De acordo com depoimentos já colhidos, um ex-integrante do esquema afirmou que Lulinha teria recebido repasses mensais de R$ 300 mil, além de um pagamento de aproximadamente R$ 25 milhões. Os valores teriam sido intermediados pelo empresário, que também seria sócio oculto de negócios ligados ao filho do presidente. Até o momento, porém, as acusações se baseiam em relatos e material ainda em análise — sem comprovação pública de documentos que confirmem as transações financeiras.

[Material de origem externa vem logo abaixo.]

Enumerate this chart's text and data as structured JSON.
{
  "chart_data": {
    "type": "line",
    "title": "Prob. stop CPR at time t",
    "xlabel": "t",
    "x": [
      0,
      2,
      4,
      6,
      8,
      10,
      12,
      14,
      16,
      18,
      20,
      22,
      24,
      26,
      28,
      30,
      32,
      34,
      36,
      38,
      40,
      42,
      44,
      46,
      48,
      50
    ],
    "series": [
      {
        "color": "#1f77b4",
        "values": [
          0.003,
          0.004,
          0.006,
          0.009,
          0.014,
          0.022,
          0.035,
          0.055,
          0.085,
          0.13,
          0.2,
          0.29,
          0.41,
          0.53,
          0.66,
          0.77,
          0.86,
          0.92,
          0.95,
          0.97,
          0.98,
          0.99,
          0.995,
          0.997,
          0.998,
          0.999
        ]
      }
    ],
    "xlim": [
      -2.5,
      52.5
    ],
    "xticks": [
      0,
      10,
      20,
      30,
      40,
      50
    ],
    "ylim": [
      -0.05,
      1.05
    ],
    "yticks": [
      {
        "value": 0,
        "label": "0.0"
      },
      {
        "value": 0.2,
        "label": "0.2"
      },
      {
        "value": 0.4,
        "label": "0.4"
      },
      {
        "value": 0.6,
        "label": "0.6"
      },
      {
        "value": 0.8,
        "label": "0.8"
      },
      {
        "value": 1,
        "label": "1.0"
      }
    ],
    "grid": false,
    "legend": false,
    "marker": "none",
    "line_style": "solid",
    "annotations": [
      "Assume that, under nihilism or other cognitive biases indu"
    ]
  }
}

A CPMI do INSS, responsável por acompanhar o caso no Congresso, rejeitou a convocação de Lulinha para prestar depoimento, decisão que gerou críticas da oposição e levantou questionamentos sobre possível blindagem política. A PF continua analisando os dados apreendidos e colhendo depoimentos, enquanto aguarda novas perícias para determinar se houve participação da família presidencial e se os recursos citados têm origem ilícita.